Fault Tolerant Data Aggregator failover to secondary fails
search cancel

Fault Tolerant Data Aggregator failover to secondary fails

book

Article ID: 252904

calendar_today

Updated On:

Products

Network Observability CA Performance Management

Issue/Introduction

Stopped the primary DA in a FT DA pair. The secondary DA never started. It failed back to primary.

DataAggregator fails to start on new CA Performance Management installation with error : "kahadb is locked by another server"

After installing new a new DA, it will not start up correctly. We see this for the dadaemon service when using the systemctl command.

[admin@da01 ~]$ systemctl status dadaemon
● dadaemon.service - Data Aggregator
   Loaded: loaded (/etc/systemd/system/dadaemon.service; disabled; vendor preset: disabled)
   Active: inactive (dead)

[admin@da01 ~]$ sudo systemctl start dadaemon
Job for dadaemon.service failed because the control process exited with error code.
See "systemctl status dadaemon.service" and "journalctl -xe" for details.

The following is shown in the (default path shown) /opt/IMDataAggregator/broker/apache-activemq-5.18.6/data/activemq.log file.

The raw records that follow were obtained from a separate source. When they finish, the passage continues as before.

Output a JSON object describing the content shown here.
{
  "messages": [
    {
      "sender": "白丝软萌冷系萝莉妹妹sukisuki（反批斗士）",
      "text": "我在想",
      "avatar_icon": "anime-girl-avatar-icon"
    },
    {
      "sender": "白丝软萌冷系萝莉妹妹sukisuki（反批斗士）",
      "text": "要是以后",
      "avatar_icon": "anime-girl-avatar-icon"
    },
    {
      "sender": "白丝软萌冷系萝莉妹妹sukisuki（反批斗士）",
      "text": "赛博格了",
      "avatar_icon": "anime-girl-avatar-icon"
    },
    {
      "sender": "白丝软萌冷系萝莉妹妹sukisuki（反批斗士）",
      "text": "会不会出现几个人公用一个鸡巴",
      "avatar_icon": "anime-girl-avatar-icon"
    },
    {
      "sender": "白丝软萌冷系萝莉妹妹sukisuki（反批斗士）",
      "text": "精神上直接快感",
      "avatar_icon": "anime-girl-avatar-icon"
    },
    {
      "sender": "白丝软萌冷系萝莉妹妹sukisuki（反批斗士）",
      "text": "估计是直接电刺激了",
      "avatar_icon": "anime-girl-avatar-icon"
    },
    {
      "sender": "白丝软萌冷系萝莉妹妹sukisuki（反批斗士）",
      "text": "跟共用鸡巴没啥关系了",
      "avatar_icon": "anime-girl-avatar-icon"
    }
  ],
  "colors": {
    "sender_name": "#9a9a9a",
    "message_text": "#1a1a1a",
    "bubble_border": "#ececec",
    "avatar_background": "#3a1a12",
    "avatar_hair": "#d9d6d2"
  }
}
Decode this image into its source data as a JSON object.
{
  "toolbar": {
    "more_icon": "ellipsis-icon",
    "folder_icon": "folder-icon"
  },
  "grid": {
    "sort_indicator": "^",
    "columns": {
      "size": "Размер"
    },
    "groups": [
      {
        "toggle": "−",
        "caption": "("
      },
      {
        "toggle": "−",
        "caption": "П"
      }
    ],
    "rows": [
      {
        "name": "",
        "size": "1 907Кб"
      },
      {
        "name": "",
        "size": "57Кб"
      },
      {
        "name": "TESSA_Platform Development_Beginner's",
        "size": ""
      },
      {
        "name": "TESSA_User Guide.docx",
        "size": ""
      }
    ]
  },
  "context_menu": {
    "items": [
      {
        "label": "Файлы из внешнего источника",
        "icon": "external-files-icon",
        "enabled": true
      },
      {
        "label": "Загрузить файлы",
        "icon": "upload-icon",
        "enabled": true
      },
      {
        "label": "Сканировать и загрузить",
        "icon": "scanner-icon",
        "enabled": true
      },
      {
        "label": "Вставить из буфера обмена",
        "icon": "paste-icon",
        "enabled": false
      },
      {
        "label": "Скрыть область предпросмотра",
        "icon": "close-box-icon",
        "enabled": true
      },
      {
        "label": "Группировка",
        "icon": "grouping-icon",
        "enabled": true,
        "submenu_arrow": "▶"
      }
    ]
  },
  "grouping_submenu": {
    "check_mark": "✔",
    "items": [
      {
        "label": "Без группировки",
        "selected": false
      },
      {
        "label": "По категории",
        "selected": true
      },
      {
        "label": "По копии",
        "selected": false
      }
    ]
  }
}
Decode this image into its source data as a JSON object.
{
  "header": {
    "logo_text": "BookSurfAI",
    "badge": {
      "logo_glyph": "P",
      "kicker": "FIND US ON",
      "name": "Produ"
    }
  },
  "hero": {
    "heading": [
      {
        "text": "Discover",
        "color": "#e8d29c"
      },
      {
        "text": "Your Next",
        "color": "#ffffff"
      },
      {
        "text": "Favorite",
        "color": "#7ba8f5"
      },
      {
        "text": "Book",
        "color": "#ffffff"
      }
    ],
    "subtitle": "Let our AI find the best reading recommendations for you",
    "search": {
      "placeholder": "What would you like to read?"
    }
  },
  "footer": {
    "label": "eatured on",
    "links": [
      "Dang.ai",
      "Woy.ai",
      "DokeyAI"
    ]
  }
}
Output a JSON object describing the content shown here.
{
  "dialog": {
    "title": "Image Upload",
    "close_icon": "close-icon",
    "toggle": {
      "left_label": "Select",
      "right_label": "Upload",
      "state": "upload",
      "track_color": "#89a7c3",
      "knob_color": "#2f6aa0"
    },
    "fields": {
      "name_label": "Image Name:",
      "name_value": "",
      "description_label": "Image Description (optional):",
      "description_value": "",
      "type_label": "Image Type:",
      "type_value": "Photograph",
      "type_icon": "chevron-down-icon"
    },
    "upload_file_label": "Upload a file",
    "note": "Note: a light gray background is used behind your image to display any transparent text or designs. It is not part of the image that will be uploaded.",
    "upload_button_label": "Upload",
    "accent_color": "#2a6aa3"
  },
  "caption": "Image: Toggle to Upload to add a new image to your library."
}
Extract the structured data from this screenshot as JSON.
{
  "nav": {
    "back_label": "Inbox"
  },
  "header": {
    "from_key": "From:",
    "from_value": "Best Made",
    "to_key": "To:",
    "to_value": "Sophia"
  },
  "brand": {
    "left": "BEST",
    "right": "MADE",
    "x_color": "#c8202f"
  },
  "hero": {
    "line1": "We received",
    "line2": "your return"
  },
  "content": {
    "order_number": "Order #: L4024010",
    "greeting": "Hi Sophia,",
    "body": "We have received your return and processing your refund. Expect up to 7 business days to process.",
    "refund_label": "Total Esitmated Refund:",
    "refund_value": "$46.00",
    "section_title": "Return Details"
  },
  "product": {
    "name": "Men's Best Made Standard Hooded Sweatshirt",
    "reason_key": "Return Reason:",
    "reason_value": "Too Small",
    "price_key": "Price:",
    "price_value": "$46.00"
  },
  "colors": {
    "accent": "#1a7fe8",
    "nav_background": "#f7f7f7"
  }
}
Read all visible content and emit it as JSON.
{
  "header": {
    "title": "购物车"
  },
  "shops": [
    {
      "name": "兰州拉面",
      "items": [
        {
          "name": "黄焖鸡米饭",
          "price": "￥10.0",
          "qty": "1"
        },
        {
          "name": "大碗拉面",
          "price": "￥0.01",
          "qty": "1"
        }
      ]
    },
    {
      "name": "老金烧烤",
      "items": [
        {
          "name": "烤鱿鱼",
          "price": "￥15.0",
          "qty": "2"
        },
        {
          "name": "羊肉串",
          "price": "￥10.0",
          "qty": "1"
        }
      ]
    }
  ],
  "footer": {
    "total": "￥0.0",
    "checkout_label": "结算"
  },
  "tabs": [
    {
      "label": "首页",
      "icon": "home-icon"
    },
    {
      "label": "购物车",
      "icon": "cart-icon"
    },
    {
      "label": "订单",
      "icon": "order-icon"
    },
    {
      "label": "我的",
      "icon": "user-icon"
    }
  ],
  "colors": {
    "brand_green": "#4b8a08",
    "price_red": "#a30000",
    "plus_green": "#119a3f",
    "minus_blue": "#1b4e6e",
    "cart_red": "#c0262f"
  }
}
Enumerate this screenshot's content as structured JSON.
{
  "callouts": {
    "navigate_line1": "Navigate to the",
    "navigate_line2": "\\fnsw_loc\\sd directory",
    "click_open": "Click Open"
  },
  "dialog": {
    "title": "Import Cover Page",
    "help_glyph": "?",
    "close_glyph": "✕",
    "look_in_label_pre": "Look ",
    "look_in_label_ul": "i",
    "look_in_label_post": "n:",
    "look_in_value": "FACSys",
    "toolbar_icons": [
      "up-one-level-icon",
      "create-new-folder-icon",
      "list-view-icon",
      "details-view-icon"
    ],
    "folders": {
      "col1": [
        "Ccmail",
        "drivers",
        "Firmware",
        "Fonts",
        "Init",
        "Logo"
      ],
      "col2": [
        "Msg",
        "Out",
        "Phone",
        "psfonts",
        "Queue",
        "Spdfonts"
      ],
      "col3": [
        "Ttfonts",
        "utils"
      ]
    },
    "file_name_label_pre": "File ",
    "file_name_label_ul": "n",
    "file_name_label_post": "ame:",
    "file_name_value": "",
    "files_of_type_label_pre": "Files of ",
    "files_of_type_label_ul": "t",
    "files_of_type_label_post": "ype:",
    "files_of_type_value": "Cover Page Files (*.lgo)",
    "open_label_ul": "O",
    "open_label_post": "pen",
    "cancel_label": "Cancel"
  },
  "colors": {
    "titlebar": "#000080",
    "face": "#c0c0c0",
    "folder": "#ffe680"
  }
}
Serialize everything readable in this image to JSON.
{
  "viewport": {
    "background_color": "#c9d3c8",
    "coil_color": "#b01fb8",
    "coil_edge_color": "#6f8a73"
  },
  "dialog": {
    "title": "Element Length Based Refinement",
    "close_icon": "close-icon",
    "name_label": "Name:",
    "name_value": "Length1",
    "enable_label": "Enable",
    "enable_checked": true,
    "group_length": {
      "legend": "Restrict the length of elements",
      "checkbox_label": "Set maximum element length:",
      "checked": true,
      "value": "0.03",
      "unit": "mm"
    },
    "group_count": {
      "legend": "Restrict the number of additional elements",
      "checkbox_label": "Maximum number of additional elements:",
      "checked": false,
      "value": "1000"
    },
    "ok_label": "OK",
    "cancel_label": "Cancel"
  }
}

2022-10-18 09:55:03,683 | INFO  | Database /opt/da-shared/broker/kahadb/lock is locked by another server. This broker is now in slave mode waiting a lock to be acquired | org.apache.activemq.store.SharedFileLocker | main

Environment

All supported Network Observability DX NetOps Performance Management Fault Tolerant Data Aggregator releases

Cause

Issue caused by install user not having full Read/Write permissions for the shared disk upon which the DA is installed

Resolution

Ensure the Data Aggregator Install and process owner user is able to access the shared data directory from both Data Aggregator systems. The user must also be able to read and write files in that location.

Additional Information

Unsure where the shared data directory used by the DA's is located? It is defined in the /etc/DA.cfg in the da.data.home variable value.